It's only irksome to you because you've learned the incorrect definition (incorrect, at least, according to the orginal definition when revolvers were created).
"Things are what they are"? No, they are what they are NOT, when you refuse to call a revolver a pistol, in accordance with its original definition, as revolvers being a wholly-encompassed subset (type) of pistol - a revolving pistol. You're using circular logic, which is a flaw. That's like someone saying that when you call a clip a magazine, you're irking them, because they know that the detachable thing that holds cartridges surrounded on 5 sides by metal is a clip, not a magazine, and YOU learned it wrong, not them. Circular.
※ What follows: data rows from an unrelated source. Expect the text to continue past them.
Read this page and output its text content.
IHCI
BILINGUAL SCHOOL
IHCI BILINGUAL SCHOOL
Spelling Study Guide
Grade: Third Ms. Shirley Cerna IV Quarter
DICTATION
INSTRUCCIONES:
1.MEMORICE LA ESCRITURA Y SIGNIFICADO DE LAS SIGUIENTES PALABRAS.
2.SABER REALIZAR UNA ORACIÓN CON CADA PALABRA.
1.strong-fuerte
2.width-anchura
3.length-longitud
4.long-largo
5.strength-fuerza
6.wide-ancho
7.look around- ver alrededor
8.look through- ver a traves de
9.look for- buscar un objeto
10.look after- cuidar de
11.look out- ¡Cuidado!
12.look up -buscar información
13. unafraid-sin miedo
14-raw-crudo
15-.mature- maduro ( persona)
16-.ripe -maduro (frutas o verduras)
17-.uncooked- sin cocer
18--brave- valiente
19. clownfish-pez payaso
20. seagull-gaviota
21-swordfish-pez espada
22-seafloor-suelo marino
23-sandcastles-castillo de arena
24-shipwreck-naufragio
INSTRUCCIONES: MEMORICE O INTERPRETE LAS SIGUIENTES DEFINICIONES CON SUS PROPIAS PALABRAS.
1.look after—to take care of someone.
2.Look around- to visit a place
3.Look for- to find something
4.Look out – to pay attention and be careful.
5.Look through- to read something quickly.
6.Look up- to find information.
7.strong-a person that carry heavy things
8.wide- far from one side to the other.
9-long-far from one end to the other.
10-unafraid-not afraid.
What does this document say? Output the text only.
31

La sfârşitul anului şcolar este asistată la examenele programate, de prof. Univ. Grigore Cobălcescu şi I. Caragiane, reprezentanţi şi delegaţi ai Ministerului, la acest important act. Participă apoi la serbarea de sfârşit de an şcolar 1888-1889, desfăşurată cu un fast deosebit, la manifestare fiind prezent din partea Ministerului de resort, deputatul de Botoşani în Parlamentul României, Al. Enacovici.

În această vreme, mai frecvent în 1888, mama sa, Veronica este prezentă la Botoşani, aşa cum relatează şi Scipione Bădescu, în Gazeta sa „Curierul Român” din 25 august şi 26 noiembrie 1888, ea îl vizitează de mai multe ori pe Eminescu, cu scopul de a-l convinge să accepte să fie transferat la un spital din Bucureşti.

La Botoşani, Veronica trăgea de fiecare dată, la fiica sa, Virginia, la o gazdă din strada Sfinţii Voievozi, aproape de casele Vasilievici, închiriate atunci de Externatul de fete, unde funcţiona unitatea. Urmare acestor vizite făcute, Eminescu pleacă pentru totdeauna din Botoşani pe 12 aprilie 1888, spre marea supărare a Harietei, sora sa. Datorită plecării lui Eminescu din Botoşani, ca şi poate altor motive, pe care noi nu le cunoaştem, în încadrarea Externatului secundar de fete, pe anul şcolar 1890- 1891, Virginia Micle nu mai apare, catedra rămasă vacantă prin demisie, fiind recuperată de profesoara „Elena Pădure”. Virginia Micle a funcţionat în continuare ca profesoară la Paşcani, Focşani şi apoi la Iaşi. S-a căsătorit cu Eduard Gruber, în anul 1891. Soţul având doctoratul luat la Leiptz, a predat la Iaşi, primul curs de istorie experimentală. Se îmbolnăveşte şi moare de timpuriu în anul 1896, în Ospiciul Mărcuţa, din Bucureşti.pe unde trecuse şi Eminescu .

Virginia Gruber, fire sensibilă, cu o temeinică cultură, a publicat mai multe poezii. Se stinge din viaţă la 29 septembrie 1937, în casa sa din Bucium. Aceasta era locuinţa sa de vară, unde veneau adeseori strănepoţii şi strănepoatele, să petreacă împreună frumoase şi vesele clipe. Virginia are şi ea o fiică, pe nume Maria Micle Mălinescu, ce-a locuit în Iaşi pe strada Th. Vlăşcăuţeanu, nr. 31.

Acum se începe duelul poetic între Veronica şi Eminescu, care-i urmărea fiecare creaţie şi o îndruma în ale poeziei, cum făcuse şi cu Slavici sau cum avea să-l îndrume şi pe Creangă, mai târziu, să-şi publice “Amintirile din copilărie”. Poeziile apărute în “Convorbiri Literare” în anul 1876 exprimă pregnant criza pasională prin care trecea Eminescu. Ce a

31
I guess there's really 2 questions: (1) What does a reputable dictionary say the definition is (such as Oxford's); and (2) IF Oxford's says that a pistol is a semi-auto or derringer or single shot or bolt pistol, but not revolver, THEN should we or should we not try to buck that definition in order to make it evolve BACK to its original definition. I say that we do buck back to the original def!
Don't get me wrong, 45 Fu, you're RIGHT about what the dictionary says, IINM, as definition number "1". I believe that it is only the secondary definition of pistol that shows it synonymous with "handgun". But this is vice versa of how it was in the past. Somehow it changed in the last 80-100 years.